Януш, недовольный, посторонился, давая ей дорогу.
— Я велю запрячь лошадей.
— Благодарю, я вернусь пешком.
Она подала руку, которую Януш поцеловал.
— До свиданья.
— Сейчас я отвезу вас.
— Нет, нет. Как жарко в этой оранжерее. Когда поспеют помидоры?
— Фибих говорит, что в первых числах мая.
— О, тогда они будут в цене.
— Ну, посмотрим. Это только первый год, на пробу… Хотя Фибих опытный садовник.
Зося проследовала через оранжерею, вышла и тут, словно вспомнив о цели своего прихода, церемонно склонила голову в черной шляпке, прощаясь с Янушем, быстрым шагом пересекла двор и свернула на Сохачевскую дорогу. Януш хотел открыть гараж, но ключи остались дома.
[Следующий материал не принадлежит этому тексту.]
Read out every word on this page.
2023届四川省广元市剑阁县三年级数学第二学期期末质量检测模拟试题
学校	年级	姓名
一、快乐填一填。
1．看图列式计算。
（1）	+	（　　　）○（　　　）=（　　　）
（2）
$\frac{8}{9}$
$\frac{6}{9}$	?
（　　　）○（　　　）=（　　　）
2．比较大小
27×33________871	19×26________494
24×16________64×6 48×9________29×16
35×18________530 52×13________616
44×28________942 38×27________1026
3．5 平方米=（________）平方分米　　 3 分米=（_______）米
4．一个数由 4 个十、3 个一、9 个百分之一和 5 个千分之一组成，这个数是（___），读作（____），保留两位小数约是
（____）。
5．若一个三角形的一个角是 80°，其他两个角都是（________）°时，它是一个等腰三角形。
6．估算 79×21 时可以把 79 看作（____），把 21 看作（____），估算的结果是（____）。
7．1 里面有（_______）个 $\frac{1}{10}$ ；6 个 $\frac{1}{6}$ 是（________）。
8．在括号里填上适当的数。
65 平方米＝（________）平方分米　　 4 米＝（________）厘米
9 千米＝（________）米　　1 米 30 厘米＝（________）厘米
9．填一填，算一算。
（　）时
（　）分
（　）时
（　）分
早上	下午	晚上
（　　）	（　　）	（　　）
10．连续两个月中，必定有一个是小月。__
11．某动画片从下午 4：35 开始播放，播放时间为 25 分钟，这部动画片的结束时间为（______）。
Он вернулся к себе и послал наконец за шофером Феликсом. Пока подали машину, прошло порядочно времени. Зосю они догнали, по крайней мере, в километре от Коморова. Дорога была грязная, и Зося испачкала ботинки и чулки. Януш усадил ее в машину почти силой, но в пути она немного оживилась. Разговаривали о погоде.
Проехав через местечко, они подкатили к вокзалу. Поезд на Варшаву должен был подойти с минуту на минуту. Януш еще раз попрощался с Зосей и еще раз спросил адрес. Записал его в свой блокнот. И, вернувшись домой, не только не пожалел, что потратил массу времени на пустую болтовню со странной девицей, а, напротив, пришел в хорошее расположение духа и, помогая Фибиху в оранжерее, тихонько насвистывал.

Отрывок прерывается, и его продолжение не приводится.